Abstract:Diffusion-driven text-to-image (T2I) generation has achieved remarkable advancements. To further improve T2I models' capability in numerical and spatial reasoning, the layout is employed as an intermedium to bridge large language models and layout-based diffusion models. However, these methods still struggle with generating images from textural prompts with multiple objects and complicated spatial relationships. To tackle this challenge, we introduce a divide-and-conquer approach which decouples the T2I generation task into simple subtasks. Our approach divides the layout prediction stage into numerical & spatial reasoning and bounding box prediction. Then, the layout-to-image generation stage is conducted in an iterative manner to reconstruct objects from easy ones to difficult ones. We conduct experiments on the HRS and NSR-1K benchmarks and our approach outperforms previous state-of-the-art models with notable margins. In addition, visual results demonstrate that our approach significantly improves the controllability and consistency in generating multiple objects from complex textural prompts.

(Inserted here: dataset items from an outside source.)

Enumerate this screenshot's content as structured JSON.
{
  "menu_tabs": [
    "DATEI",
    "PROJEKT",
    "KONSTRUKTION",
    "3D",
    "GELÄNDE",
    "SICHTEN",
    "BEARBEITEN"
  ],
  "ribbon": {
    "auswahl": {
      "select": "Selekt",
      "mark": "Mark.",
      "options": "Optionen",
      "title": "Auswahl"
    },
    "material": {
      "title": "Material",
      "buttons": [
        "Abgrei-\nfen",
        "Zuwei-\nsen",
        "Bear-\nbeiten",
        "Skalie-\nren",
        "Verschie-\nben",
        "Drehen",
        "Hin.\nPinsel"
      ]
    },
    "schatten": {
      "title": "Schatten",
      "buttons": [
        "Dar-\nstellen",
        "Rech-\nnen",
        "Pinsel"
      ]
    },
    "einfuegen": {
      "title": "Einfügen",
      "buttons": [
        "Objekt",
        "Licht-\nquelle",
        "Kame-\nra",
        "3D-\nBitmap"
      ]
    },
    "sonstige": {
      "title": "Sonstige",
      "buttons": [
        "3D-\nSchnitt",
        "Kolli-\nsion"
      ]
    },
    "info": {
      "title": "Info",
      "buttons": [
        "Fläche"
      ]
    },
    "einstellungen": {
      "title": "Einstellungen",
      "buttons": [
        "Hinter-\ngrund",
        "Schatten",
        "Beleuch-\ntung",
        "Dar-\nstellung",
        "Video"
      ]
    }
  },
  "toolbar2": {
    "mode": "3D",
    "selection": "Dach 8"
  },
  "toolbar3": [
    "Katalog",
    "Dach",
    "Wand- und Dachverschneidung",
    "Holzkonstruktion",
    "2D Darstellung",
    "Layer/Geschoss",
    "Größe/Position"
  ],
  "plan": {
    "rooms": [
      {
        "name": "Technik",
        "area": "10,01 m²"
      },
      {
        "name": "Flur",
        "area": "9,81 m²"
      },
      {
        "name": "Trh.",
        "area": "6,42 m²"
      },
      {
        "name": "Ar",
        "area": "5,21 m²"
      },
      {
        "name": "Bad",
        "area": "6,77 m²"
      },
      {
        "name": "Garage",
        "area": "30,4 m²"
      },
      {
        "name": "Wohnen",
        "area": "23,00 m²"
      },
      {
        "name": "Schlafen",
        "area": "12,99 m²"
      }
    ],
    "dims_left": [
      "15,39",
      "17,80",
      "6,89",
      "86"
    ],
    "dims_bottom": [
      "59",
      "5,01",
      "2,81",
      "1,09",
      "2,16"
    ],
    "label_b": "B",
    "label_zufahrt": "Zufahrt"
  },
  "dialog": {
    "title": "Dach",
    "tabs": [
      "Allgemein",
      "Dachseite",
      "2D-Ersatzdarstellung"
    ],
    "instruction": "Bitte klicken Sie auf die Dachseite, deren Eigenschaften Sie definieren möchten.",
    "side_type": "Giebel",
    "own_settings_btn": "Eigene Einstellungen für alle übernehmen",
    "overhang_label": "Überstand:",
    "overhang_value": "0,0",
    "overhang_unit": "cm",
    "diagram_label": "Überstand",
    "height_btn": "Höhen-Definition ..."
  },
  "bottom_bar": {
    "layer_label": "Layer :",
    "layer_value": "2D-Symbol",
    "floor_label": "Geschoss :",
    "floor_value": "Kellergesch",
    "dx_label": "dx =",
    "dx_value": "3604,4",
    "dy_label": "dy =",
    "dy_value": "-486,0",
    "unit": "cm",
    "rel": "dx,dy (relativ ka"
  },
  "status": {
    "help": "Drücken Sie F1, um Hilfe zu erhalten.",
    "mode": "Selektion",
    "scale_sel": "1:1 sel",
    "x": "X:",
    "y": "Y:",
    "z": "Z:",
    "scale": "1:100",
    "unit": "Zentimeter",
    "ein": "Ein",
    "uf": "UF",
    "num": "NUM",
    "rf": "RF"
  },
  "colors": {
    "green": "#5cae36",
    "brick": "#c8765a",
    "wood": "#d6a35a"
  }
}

What problem does this paper attempt to address?

The problem that this paper attempts to solve is that in the Text - to - Image (T2I) task, when the text prompt contains multiple objects and complex spatial relationships, the existing methods have limited ability in generating high - quality images. Specifically, the existing T2I models perform poorly when dealing with text prompts with a specified number of objects, different sizes, rich details and complex spatial relationships. These problems are mainly reflected in the following aspects: 1. **Insufficient numerical and spatial reasoning ability**: The existing T2I models face challenges in performing numerical and spatial reasoning from complex text prompts, especially when dealing with multiple objects and complex spatial relationships. 2. **Inconsistent generation quality**: Since the generation difficulties of different objects are different, the existing layout - to - image generation models show different generation abilities when generating objects with different characteristics. This causes some high - difficulty objects to be poorly synthesized into the image. 3. **High computational cost**: Some methods generate each object separately through multiple forward propagations, but this method significantly increases the computational cost as the number of objects increases. To address these challenges, the paper proposes a method based on the divide - and - conquer strategy - DivCon. DivCon improves the quality and accuracy of the generated image by decomposing the complex generation task into multiple subtasks. Specifically, the main contributions of DivCon include: - **Divide - and - conquer strategy**: Decompose the complex layout prediction and image generation tasks into multiple simple subtasks, thereby improving the generation quality and accuracy. - **Layout prediction stage**: Divide the layout prediction into two steps: numerical and spatial reasoning and bounding box prediction, in order to more accurately parse the component information in the text prompt. - **Layout - to - image generation stage**: Divide the layout - to - image generation into two steps and gradually generate objects with different difficulties to achieve higher - quality image generation. Through these improvements, the experimental results of DivCon on the HRS and NSR - 1K benchmark datasets show that it is superior to the existing T2I models in terms of numerical and spatial reasoning performance and the quality of the generated image.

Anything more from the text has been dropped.